Всю дорогу от аэропорта мы молча пялились в окно.
На заднем сиденье уже начали отмечать грядущий праздник, и высокий, массивный мужчина, пребывавший в предпраздничной стадии, очевидно, еще с самой Москвы, то громко хохотал, то неожиданно всхрапывал.
Паломники поджимали губы, и на ликах их еще отчетливее проступала тень неодобрения и аскезы.

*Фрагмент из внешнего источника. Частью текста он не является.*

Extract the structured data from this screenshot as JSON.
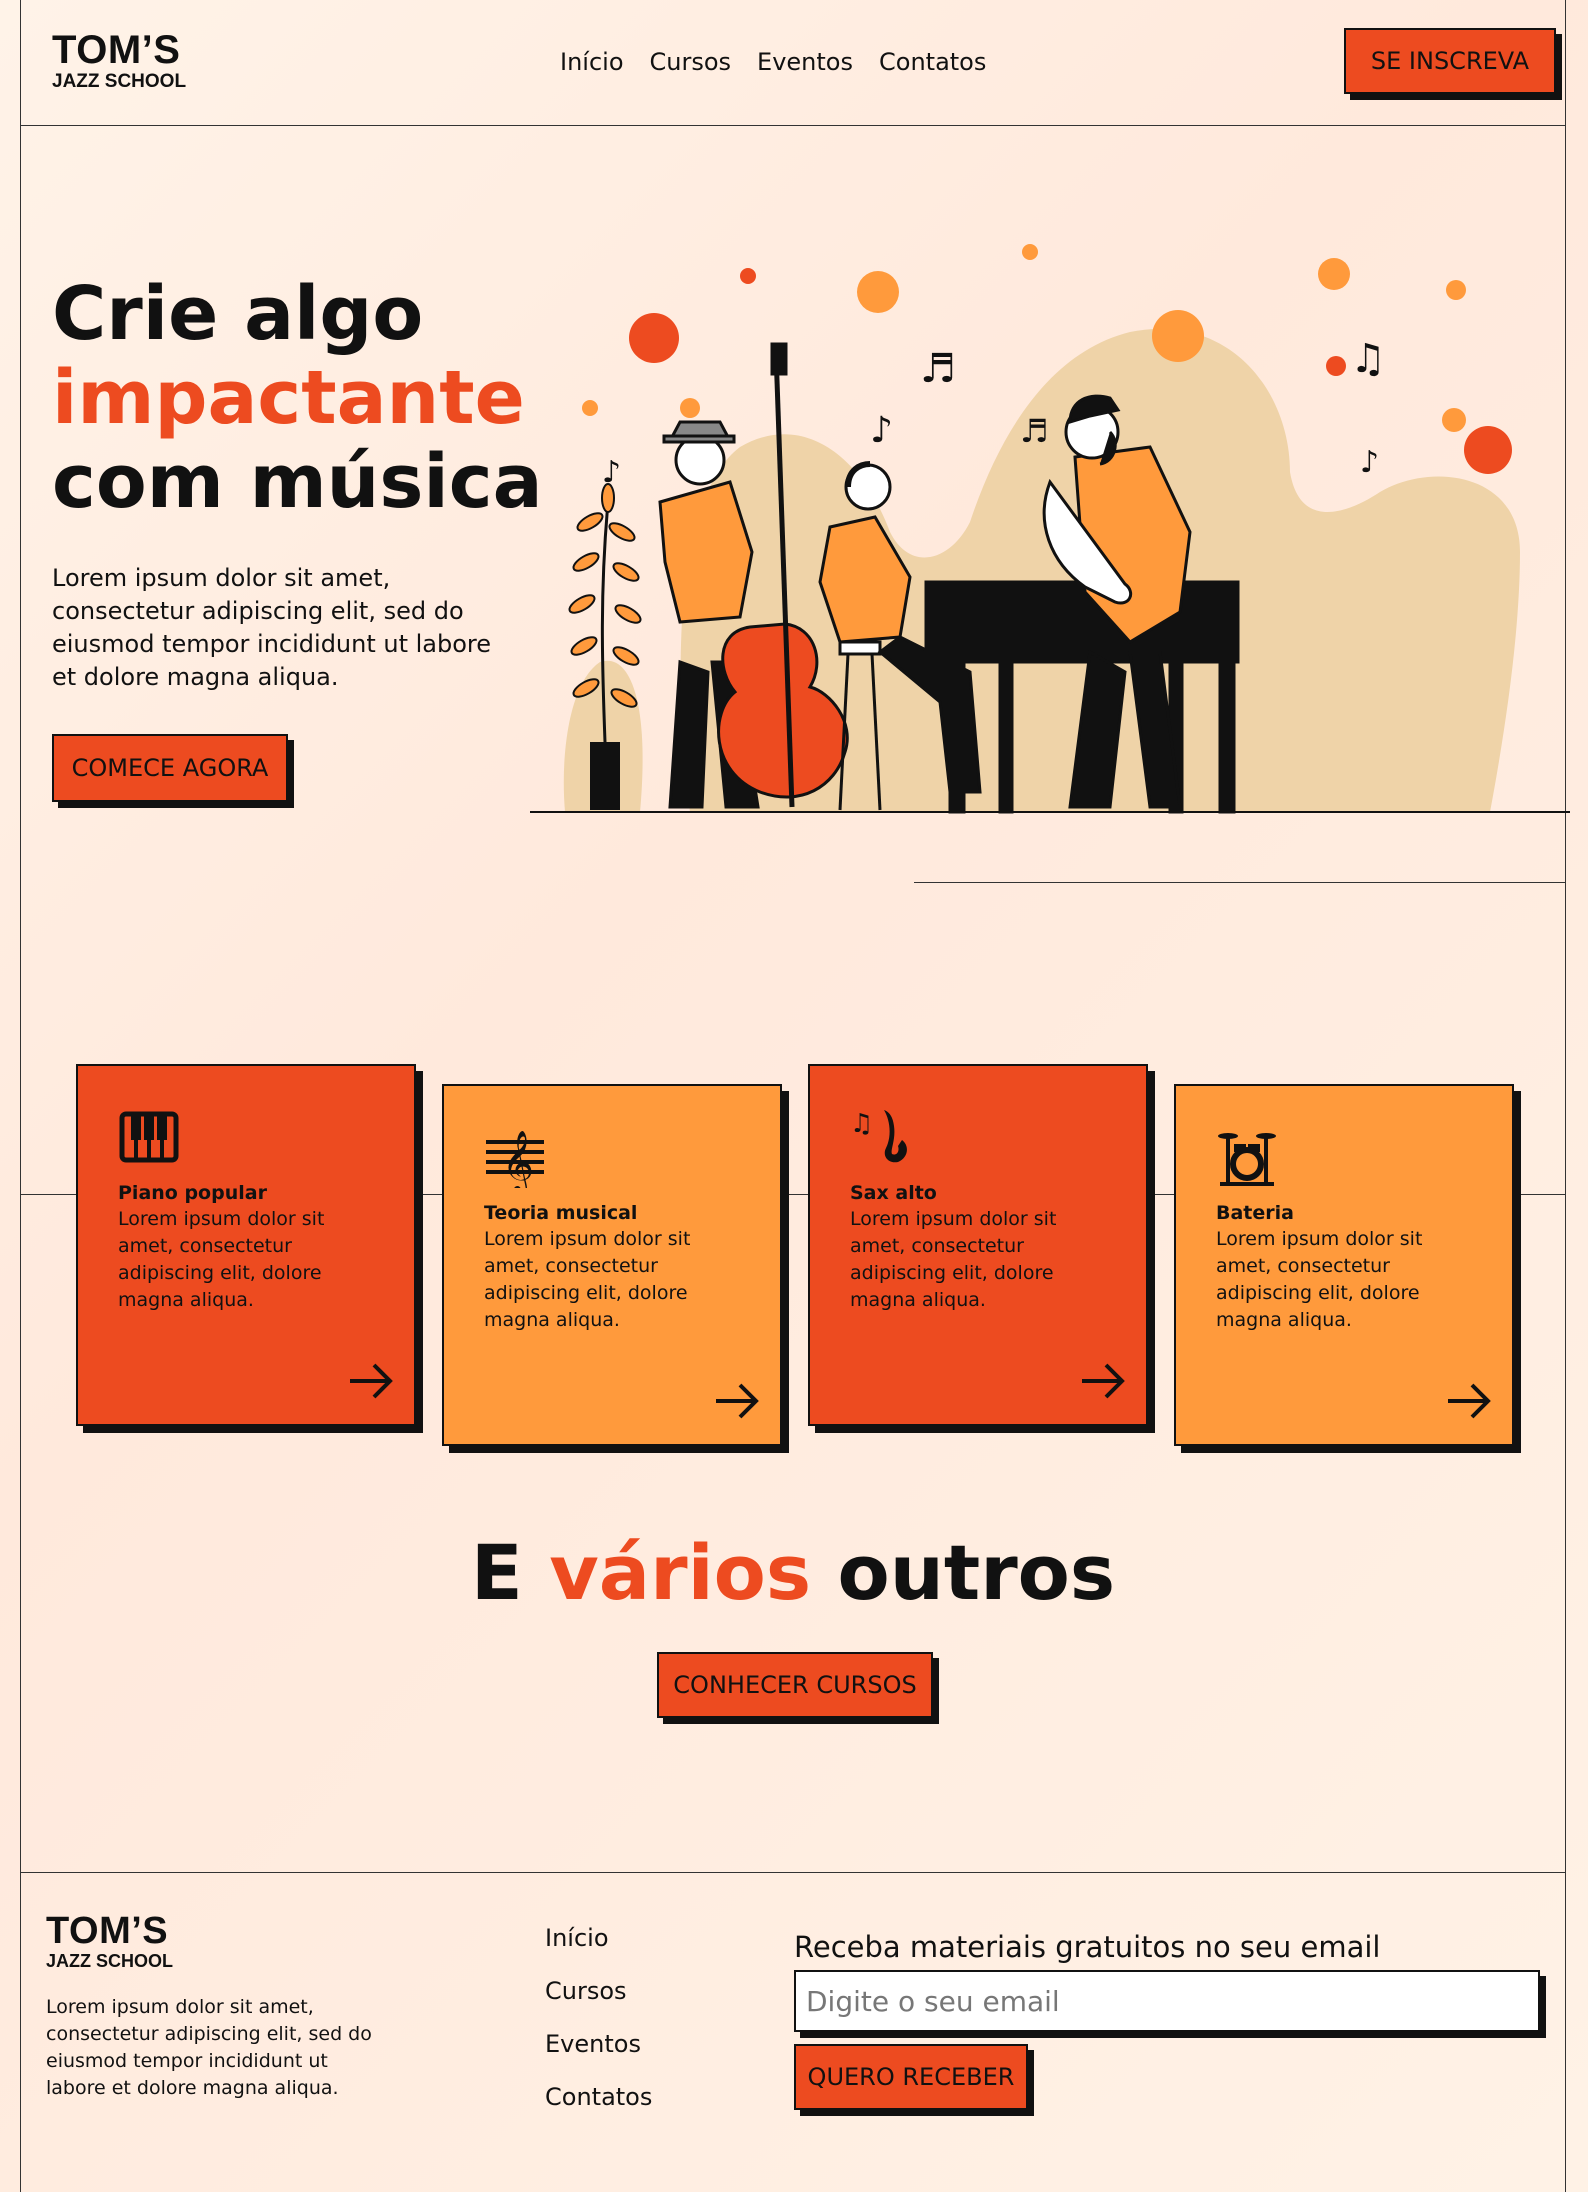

До Нового года оставалось два дня. Холодно, но ни снежинки не срывается с суровых стальных небес. Никаких тебе наряженных елок или разноцветных украшений, словно о празднике и не слышали в этих местах. То ли дело в Москве, где предновогодняя суета начинается уже в конце ноября, улицы приветливо переливаются гирляндами, а витрины магазинов украшают елки самых разных видов и конструкций. Уже стемнело, и город выглядел мрачным, каким-то настороженным.
Нас высадили у Старого города и повели-таки ставить свечки мимо почти опустевшего в этот час арабского базара, мимо мрачных каменных стен. Мы с любопытством оглядывались, привлеченные то странным символом на воротах, то необычной архитектурой, и норовили отбиться от группы.
Арабы, точно тени, стоящие в мрачных подворотнях, провожали нас настороженными взглядами.
– Ну вот, даже на душе посветлело, – сказала одна из паломниц, когда мы осмотрели уже все закоулки знаменитого храма, а последняя на сегодняшний день записка была-таки написана.
Пора ехать в дешевую арабскую гостиницу, где за общим столом, смутно напоминающим о трапезах первых христиан, можно было отведать нехитрую постную снедь – преломить лепешку и погрызть салат, где китайская капуста одержала безусловную победу над жалкими обрезками помидоров.
– Ну, как здесь у вас? – насытившись, удовлетворяли духовный голод члены нашей группы.
– Да как у всех в целом, – рассказывала гид. – Обманывают, правда. Вот на рынке так и норовят вместо картошки апельсины всунуть. Купишь ведро картошки, смотришь, а она только сверху лежит, а снизу апельсины!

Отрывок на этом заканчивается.